As Mother's Day approaches, I'm thinking of my mother. She was the best gardener I ever knew -- a magician at starting seeds and someone with a real sense of garden design.

She loved a hosta called Royal Standard. It's big, with clear green leaves. In August, it bears white flowers that smell like lilies. She called it "The Queen of the Hostas" and grew it in both shade and burning sun. It did well in both places as long as it got enough water. When I bought a house I dug divisions from her yard, and now the Royal Standards all over my yard remind me of her.
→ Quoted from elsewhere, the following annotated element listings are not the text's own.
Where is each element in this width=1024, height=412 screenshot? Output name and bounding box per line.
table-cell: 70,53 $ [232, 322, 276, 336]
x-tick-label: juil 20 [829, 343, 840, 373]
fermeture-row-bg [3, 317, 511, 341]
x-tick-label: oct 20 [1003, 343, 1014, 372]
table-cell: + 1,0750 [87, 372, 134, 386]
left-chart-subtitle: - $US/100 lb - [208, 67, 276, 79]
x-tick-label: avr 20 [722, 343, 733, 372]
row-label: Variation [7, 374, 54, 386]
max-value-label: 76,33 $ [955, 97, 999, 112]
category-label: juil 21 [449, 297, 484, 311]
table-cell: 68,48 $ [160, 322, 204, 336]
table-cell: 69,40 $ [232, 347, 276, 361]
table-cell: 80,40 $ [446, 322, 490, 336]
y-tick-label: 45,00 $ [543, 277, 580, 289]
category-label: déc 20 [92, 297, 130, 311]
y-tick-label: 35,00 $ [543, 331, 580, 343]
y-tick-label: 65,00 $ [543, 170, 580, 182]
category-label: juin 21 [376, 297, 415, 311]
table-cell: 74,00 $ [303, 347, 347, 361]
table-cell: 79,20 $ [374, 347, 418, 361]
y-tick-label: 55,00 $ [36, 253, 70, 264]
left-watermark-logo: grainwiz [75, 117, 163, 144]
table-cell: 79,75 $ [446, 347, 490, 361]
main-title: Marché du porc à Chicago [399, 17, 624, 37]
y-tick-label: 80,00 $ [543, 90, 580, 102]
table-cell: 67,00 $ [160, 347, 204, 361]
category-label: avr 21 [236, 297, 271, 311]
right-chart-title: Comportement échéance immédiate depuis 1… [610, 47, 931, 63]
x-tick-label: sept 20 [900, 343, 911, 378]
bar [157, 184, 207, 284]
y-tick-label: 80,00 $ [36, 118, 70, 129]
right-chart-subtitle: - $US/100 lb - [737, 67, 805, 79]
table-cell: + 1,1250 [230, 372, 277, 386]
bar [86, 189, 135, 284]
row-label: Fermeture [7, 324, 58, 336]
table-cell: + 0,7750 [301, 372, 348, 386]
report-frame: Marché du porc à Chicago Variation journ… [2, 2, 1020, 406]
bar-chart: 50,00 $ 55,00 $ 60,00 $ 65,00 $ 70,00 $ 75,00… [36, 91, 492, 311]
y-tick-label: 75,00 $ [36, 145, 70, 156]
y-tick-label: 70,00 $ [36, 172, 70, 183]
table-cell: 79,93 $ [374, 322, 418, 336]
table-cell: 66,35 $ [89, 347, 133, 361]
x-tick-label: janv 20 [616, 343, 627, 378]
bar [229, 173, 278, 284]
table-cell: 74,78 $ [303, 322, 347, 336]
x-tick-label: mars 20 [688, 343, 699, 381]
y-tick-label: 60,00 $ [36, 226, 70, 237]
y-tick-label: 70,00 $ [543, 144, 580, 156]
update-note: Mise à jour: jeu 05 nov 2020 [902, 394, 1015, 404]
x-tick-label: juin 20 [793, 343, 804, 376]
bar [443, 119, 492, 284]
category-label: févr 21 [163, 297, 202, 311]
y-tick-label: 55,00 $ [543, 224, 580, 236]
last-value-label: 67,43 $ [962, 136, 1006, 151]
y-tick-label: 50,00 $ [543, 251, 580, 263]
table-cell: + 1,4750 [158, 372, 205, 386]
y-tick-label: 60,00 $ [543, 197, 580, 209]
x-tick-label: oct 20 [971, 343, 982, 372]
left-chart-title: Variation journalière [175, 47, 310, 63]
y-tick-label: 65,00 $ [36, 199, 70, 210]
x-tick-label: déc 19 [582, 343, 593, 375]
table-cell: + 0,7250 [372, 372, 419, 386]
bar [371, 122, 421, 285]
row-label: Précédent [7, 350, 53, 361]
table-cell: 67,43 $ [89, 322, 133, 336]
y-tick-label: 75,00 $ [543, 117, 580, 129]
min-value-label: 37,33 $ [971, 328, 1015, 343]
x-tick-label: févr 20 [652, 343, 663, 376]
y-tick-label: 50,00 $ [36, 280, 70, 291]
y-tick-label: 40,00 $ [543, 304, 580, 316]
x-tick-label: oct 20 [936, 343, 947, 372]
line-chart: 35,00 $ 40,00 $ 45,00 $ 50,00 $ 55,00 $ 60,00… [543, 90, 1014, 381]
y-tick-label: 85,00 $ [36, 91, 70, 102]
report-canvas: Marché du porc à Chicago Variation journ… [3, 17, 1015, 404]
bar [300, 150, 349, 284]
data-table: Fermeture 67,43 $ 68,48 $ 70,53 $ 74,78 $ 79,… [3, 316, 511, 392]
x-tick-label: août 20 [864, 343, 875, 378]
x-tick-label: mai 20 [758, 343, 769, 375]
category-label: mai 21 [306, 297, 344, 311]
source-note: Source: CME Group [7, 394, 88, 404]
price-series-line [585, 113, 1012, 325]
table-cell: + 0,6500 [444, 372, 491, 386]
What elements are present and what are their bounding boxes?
She also grew forget-me-nots and "Blue Butterfly" delphinium, neither of which will tolerate the heavy river soil I have in my yard. And feverfew, bringing the original plant back from Connecticut. She had charmed the caretaker of the Harriet Beecher Stowe garden into digging a tiny plant for her and held the sagging transplant in her hands on the plane ride home. Descendants of that parent plant grow in dozens of Minnesota gardens now, spread by plant sales and gifts. (Royal Standard and feverfew with tiny white flowers are in the picture on the left.).
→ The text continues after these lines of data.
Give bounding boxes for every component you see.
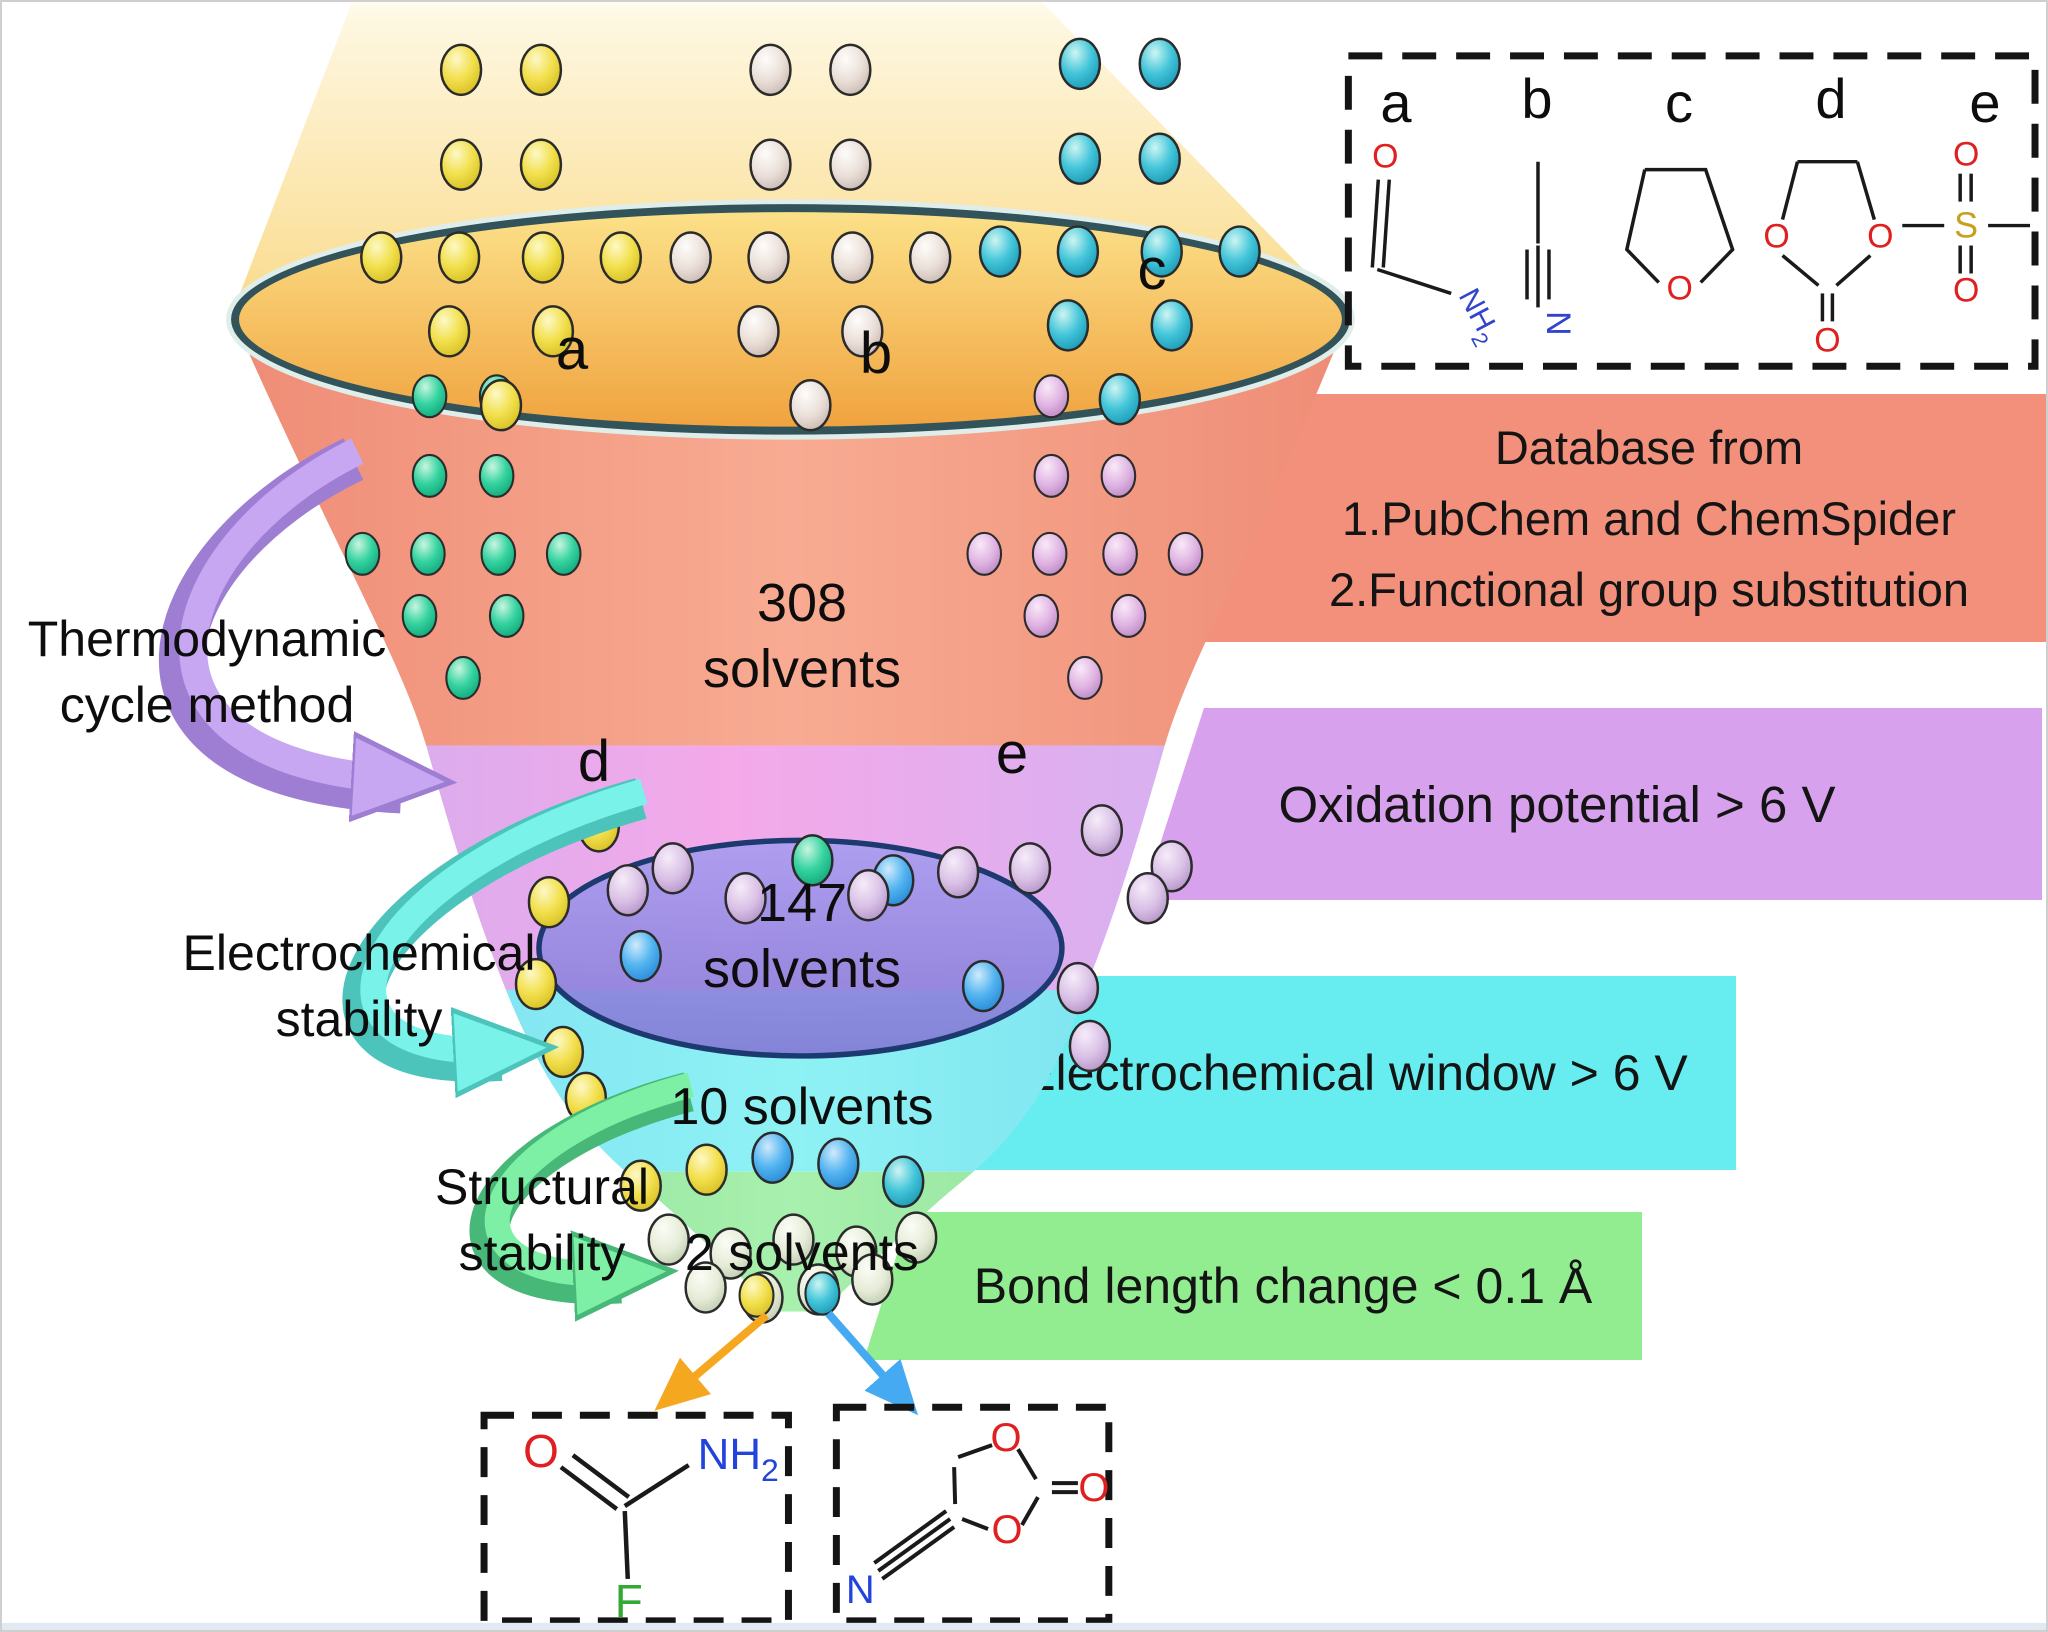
- funnel-letter-e: e: [995, 721, 1029, 786]
- arrow-to-right-molecule: [825, 1310, 919, 1416]
- atom-NH: NH: [1452, 283, 1501, 337]
- legend-molecule-e: [1902, 173, 2031, 274]
- stage-308-unit: solvents: [702, 639, 902, 699]
- bottom-edge-strip: [2, 1622, 2046, 1630]
- legend-letter-a: a: [1380, 71, 1412, 134]
- funnel-letter-a: a: [555, 317, 589, 382]
- funnel-rim-highlight: [226, 199, 1355, 440]
- electrochemical-arrow-light: [360, 778, 648, 1050]
- method-structural-line2: stability: [458, 1225, 626, 1281]
- bond-length-text: Bond length change < 0.1 Å: [973, 1258, 1593, 1314]
- atom-O: O: [1372, 138, 1398, 176]
- atom-O: O: [1667, 269, 1693, 307]
- stage-10: 10 solvents: [670, 1078, 934, 1136]
- result-molecule-left: [559, 1453, 690, 1580]
- atom-NH: NH: [698, 1430, 761, 1479]
- amine-group-label: NH2: [1446, 283, 1507, 351]
- atom-N: N: [1539, 311, 1577, 336]
- funnel-letter-b: b: [859, 321, 893, 386]
- atom-F: F: [615, 1575, 643, 1627]
- electrochemical-window-banner: Electrochemical window > 6 V: [974, 976, 1736, 1170]
- legend-molecule-a: [1370, 179, 1452, 296]
- bond-length-banner: Bond length change < 0.1 Å: [864, 1212, 1642, 1360]
- arrow-to-left-molecule: [654, 1312, 770, 1411]
- atom-O: O: [523, 1425, 559, 1477]
- method-arrows: [158, 438, 694, 1284]
- method-structural: Structural stability: [422, 1154, 662, 1286]
- funnel-letter-c: c: [1137, 237, 1167, 302]
- legend-letter-c: c: [1665, 71, 1693, 134]
- thermodynamic-arrow-light: [179, 438, 401, 779]
- right-result-box: [832, 1403, 1113, 1625]
- method-thermodynamic-line2: cycle method: [59, 677, 355, 733]
- atom-O: O: [991, 1416, 1022, 1460]
- atom-sub2: 2: [761, 1452, 779, 1488]
- atom-O: O: [1867, 218, 1893, 256]
- atom-O: O: [1953, 136, 1979, 174]
- legend-molecule-b: [1525, 161, 1551, 308]
- legend-letter-b: b: [1521, 67, 1553, 130]
- stage-2: 2 solvents: [684, 1224, 920, 1282]
- atom-O: O: [1763, 218, 1789, 256]
- stage-147-count: 147: [756, 873, 848, 933]
- stage-147: 147 solvents: [702, 870, 902, 1002]
- stage-308-count: 308: [756, 573, 848, 633]
- method-electrochemical: Electrochemical stability: [164, 920, 554, 1052]
- stage-308: 308 solvents: [692, 570, 912, 702]
- amine-group-label: NH2: [698, 1430, 779, 1488]
- legend-letter-d: d: [1815, 67, 1847, 130]
- atom-O: O: [992, 1508, 1023, 1552]
- oxidation-banner-text: Oxidation potential > 6 V: [1278, 775, 1836, 833]
- stage-147-unit: solvents: [702, 939, 902, 999]
- atom-O: O: [1953, 271, 1979, 309]
- funnel-letter-d: d: [577, 729, 611, 794]
- electrochemical-window-text: Electrochemical window > 6 V: [1022, 1045, 1688, 1101]
- left-result-box: [480, 1411, 792, 1625]
- method-electrochemical-line1: Electrochemical: [182, 925, 536, 981]
- legend-molecule-c: [1624, 167, 1735, 284]
- atom-N: N: [846, 1568, 875, 1612]
- legend-box: [1344, 52, 2039, 370]
- atom-S: S: [1954, 205, 1978, 246]
- atom-O: O: [1814, 321, 1840, 359]
- legend-letter-e: e: [1969, 71, 2001, 134]
- database-banner: Database from 1.PubChem and ChemSpider 2…: [1202, 394, 2046, 642]
- oxidation-banner: Oxidation potential > 6 V: [1142, 708, 2042, 900]
- method-thermodynamic-line1: Thermodynamic: [27, 611, 387, 667]
- legend-molecule-d: [1780, 159, 1877, 322]
- structural-arrow-light: [484, 1072, 694, 1274]
- method-structural-line1: Structural: [435, 1159, 649, 1215]
- database-banner-line3: 2.Functional group substitution: [1328, 562, 1970, 616]
- result-molecule-right: [873, 1443, 1078, 1581]
- method-thermodynamic: Thermodynamic cycle method: [12, 606, 402, 738]
- method-electrochemical-line2: stability: [275, 991, 443, 1047]
- database-banner-line2: 1.PubChem and ChemSpider: [1342, 491, 1956, 545]
- atom-O: O: [1078, 1466, 1109, 1510]
- database-banner-line1: Database from: [1494, 420, 1804, 474]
When I see a big coleus, I think of my father, who loved the colorful foliage. And when I see clematis I think of my grandmother. She grew enormous clematis in her garden in England. Her great-uncle, H.F. Young, was a plantsman in England and a purple clematis bears his name. I saw it in a Minneapolis nursery this weekend. Years ago I bought "H.F. Young" for my mother, but that was one plant that even she could not keep thriving in hot Minnesota summers. She finally dug it out and tossed it.

My yard was on a neighborhood garden tour a few years ago. When I talked about Royal Standard, a woman I didn't know said she had one of the cultivar's parent plants growing in her yard. A day later, a hosta with fat green leaves showed up at my back door.

I have no idea who she was and never got a chance to thank her, but I think of her whenever I see that wonderful plant.

Your turn! What plants remind you of certain people? Do you grow a plant just for the personal association it has for you?